The implementation guide supports both Personal Healthcare Information (PHI)-specific and non-PHI mechanisms as required by the needs and privileges of the payer organization. The guide allows payers to share a wide variety of information with providers in a context-sensitive manner. The information that may be shared includes:

  • updated coverage information
  • alternative preferred/first-line/lower-cost services/products
  • documents and rules related to coverage
  • forms and templates
  • indications of whether prior authorization is required

The implementation guide is designed to allow for initial support of basic capabilities and to subsequently build new features over time.

Content and organization

The implementation guide is organized into the following sections:

  • Use Cases and Overview describes the intent of the implementation guide, gives examples of its use and provides a high-level overview of expected process flow
  • Technical Background describes the different specifications this implementation guide relies on and indicates what developers should read and understand prior to implementing this specification
  • Formal Specification covers the detailed implementation requirements and conformance expectation
  • Artifacts introduces and provides links to the FHIR STU3 and R4 profiles, search parameters and other FHIR artifacts used in this implementation guide
  • Downloads allows download of this and other specifications as well as other useful files
  • Credits identifies the individuals and organizations involved in developing this implementation guide

Dependencies

This implementation guide relies on the following other specifications:

  • FHIR R4 - The ‘current’ official version of FHIR as of the time this implementation guide was published.
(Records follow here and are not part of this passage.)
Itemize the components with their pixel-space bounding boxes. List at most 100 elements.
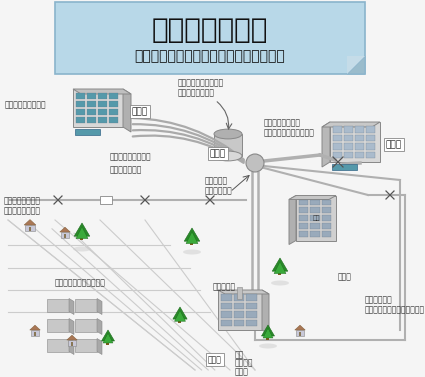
Text: 他系統との連絡管: 他系統との連絡管 [4, 196, 41, 205]
Bar [76, 93, 85, 99]
FancyBboxPatch shape [214, 134, 242, 156]
Text: 大容量送水管の整備: 大容量送水管の整備 [110, 152, 152, 161]
Text: の整備: の整備 [235, 367, 249, 376]
Text: （避難所）: （避難所） [213, 282, 236, 291]
Polygon shape [262, 290, 269, 334]
Bar [299, 199, 308, 205]
FancyBboxPatch shape [332, 164, 357, 170]
Bar [234, 319, 244, 326]
Bar [344, 135, 353, 141]
Bar [299, 223, 308, 229]
Bar [61, 232, 69, 238]
Ellipse shape [73, 247, 91, 251]
Bar [98, 93, 107, 99]
FancyBboxPatch shape [75, 299, 97, 311]
Text: （復旧作業用水の確保）: （復旧作業用水の確保） [264, 128, 315, 137]
Ellipse shape [183, 250, 201, 254]
Text: （バックアップ）: （バックアップ） [178, 88, 215, 97]
Polygon shape [103, 333, 113, 343]
Bar [246, 311, 257, 317]
FancyBboxPatch shape [47, 339, 69, 351]
Text: 配水池の大容量化: 配水池の大容量化 [264, 118, 301, 127]
Bar [322, 231, 331, 236]
Polygon shape [97, 339, 102, 354]
Text: 病院: 病院 [312, 215, 320, 221]
Polygon shape [289, 196, 336, 199]
Ellipse shape [214, 151, 242, 161]
Polygon shape [289, 196, 296, 245]
Bar [344, 152, 353, 158]
Text: （バックアップ）: （バックアップ） [4, 206, 41, 215]
FancyBboxPatch shape [75, 319, 97, 331]
FancyBboxPatch shape [75, 129, 100, 135]
Polygon shape [123, 89, 131, 132]
Bar [234, 302, 244, 309]
FancyBboxPatch shape [47, 319, 69, 331]
Bar [221, 319, 232, 326]
FancyBboxPatch shape [73, 89, 123, 127]
Bar [178, 318, 181, 323]
Bar [366, 126, 375, 132]
Bar [98, 109, 107, 115]
Ellipse shape [259, 343, 277, 348]
Ellipse shape [271, 280, 289, 285]
Bar [278, 270, 281, 276]
Bar [234, 294, 244, 300]
Polygon shape [184, 228, 200, 241]
Bar [64, 234, 66, 238]
Bar [76, 117, 85, 123]
Bar [98, 117, 107, 123]
Bar [100, 196, 112, 204]
Polygon shape [69, 339, 74, 354]
Bar [246, 302, 257, 309]
Text: 老朽管の更新: 老朽管の更新 [365, 295, 393, 304]
Text: 学校: 学校 [235, 350, 244, 359]
Polygon shape [347, 56, 365, 74]
Bar [68, 340, 76, 346]
Bar [109, 109, 118, 115]
Polygon shape [175, 310, 185, 321]
Text: 耐震管: 耐震管 [338, 272, 352, 281]
Bar [34, 332, 36, 336]
Bar [107, 340, 110, 345]
Polygon shape [24, 219, 36, 225]
Bar [310, 215, 320, 221]
Text: （水の確保）: （水の確保） [205, 186, 233, 195]
Bar [333, 143, 342, 150]
Polygon shape [173, 307, 187, 319]
Polygon shape [186, 231, 198, 244]
Text: 構造物の診断・補強: 構造物の診断・補強 [5, 100, 47, 109]
Bar [109, 101, 118, 107]
Bar [366, 135, 375, 141]
Bar [234, 311, 244, 317]
Text: 浄水場: 浄水場 [386, 140, 402, 149]
Bar [344, 143, 353, 150]
Text: 水道の地震対策: 水道の地震対策 [152, 16, 268, 44]
Bar [109, 117, 118, 123]
Circle shape [246, 154, 264, 172]
Bar [344, 126, 353, 132]
Polygon shape [60, 227, 70, 232]
Bar [299, 231, 308, 236]
Polygon shape [274, 262, 286, 274]
FancyBboxPatch shape [47, 299, 69, 311]
Bar [246, 319, 257, 326]
Polygon shape [97, 299, 102, 314]
FancyBboxPatch shape [75, 339, 97, 351]
Polygon shape [74, 223, 90, 236]
Polygon shape [347, 56, 365, 74]
Bar [25, 225, 35, 231]
Bar [322, 215, 331, 221]
Bar [310, 223, 320, 229]
Text: 浄水場: 浄水場 [132, 107, 148, 116]
Bar [322, 207, 331, 213]
Bar [190, 240, 193, 245]
FancyBboxPatch shape [330, 122, 380, 162]
Bar [299, 215, 308, 221]
FancyBboxPatch shape [55, 2, 365, 74]
Bar [246, 294, 257, 300]
Text: 緊急遮断弁: 緊急遮断弁 [205, 176, 228, 185]
Bar [71, 342, 73, 346]
Text: 石綿セメント管の布設替: 石綿セメント管の布設替 [55, 278, 106, 287]
Text: 給水拠点の整備: 給水拠点の整備 [110, 165, 142, 174]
See the background page for key pieces of this specification implementers should be familiar with.
  • FHIR STU3 - The prior official version of FHIR, also supported as part of this implementation guide and has differences in the resource structures, data elements and terminologies from the R4 release
  • US Core STU2 - Defines profiles on FHIR STU3 that constrain it for use in the U.S. context
  • US Core STU3 - draft - The balloted version of US Core based on FHIR R4. This implementation guide will be updated to be based on the final R4 release once it is published.
  • CDS Hooks 1.0 - This is the primary standard for exchange used by this implementation guide
  • CDS Hooks Registry - The CDS Hooks project maintains a registry of common hooks. This implementation guide leverages several of them.
  • SMART on FHIR - Payers can use CRD to allow users to launch SMART apps to help meet coverage requirements

This implementation guide defines additional constraints and usage expectations above and beyond the information found in these base specifications.